"O gato bebe leite. O rato come queijo e eu sou um palhaço. E vc, o que é?" Esse é o questionamento feito pelo palhaço Puro Sangue (Paulo José) ao palhaço Pangaré (Selton Mello) que norteia toda a trama desse filme leve e sensível. O palhaço é um filme contador de histórias. Narra de maneira afetuosa e teatral o dia-a-dia da trupe e sua vida artística, com pouco retorno financeiro e dificuldades bastante peculiares como a falta de dinheiro para tingir o cabelo e para a compra de um novo sutiã para uma das artistas.

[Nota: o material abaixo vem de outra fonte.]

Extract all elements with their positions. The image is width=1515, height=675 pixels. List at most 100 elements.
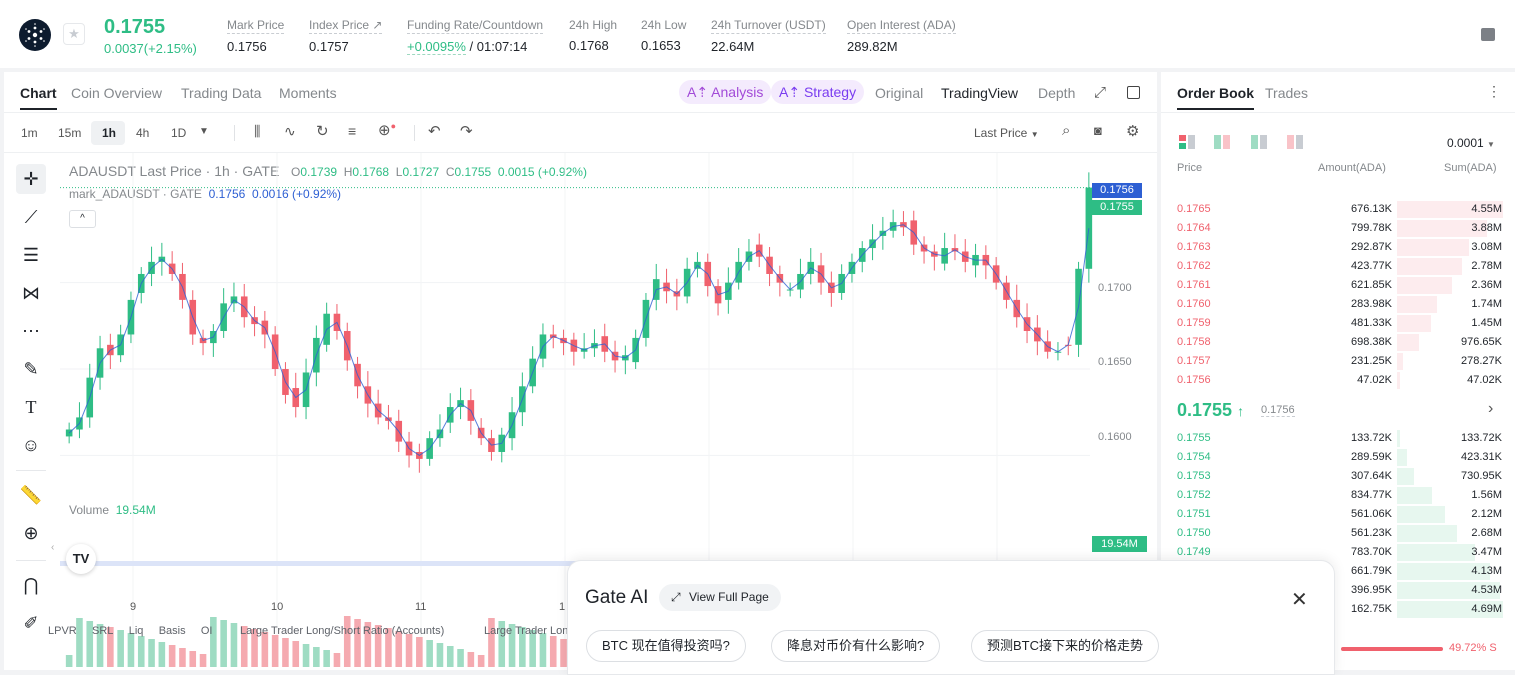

Benjamin, vivenciado por Selton Mello é Pangaré, a atração principal do espetáculo circense, que se organiza de forma sistemática, tendo sempre o cuidado de informar-se sobre o nome do prefeito da cidade, do prostíbulo e também de alguma figura marcante que possa ser citada. Pangaré faz certo sucesso ao lado de seu pai, o palhaço Puro Sangue, encenado por Paulo José,na vida circense desde cedo.Entre as idas e vindas dessa trupe, Benjamin vivencia um conflito interior, que se baseia em sua identidade profissional e se estende a sua identidade como ser humano. Questionamentos como: quem sou eu? O que busco? Qual o meu dom? Permeiam esse personagem melancólico e profundo em sua essência, na ânsia por respostas.
A riqueza do filme não está só na história, mas principalmente na montagem. Na trilha sonora, belíssima e oportuna. No toque peculiar das câmeras, focando e desfocando os personagens, de acordo com o destaque das cenas. A luz e a fotografia, o ângulo de captação dos atores. O tempo das cenas, os silêncios, a cadência das falas. A beleza da atuação do elenco.Tudo isso é de uma riqueza singular que delicadamente se impõe ao longo do enredo.
Dois personagens, na verdade dois atores, merecem destaque. Moacir Franco, no papel do delegado Justo, que demorei a reconhecer com os óculos, conduz a cena com uma leveza espetacular, num monólogo pífio sobre problemas de pele felinos, o faz de forma graciosa e divertida. E Larissa Manoela, como Guilhermina, pequena estrela do circo, filha de dois artistas da trupe. Essa garotinha, de apenas 10 anos, dá o tom do filme, conduz as cenas com seu olhar e gestos verdadeiramente expressivos.
Li em um artigo que Selton Mello gostaria que o filme fosse solar, bom de se ver.O Palhaço salvou minha tarde, me fez rir, me emocionou, me fez buscar respostas e gargalhadas, dentro do meu coração.

SEU COMENTÁRIO É REPLETO DE VERDADE. O FILME NOS REMETE AOS QUESTINAMENTOS, JUNTO COM O PERSONAGEM,DE QUAL É REALMENTE NOSSA MISSÃO E COMO O FILME, MTAS VEZES ESTAMOS DE FRENTE PARA ELA E NÃO A ENXERGAMOS, PRECISAMOS IR TÃO LONGE, PARA VOLTAR E RECONHECER QUE ÉRAMOS FELIZES, MESMO SEM O "VENTILADOR". PARABÉNS PELO SEU EXCELENTE COMENTÁRIO.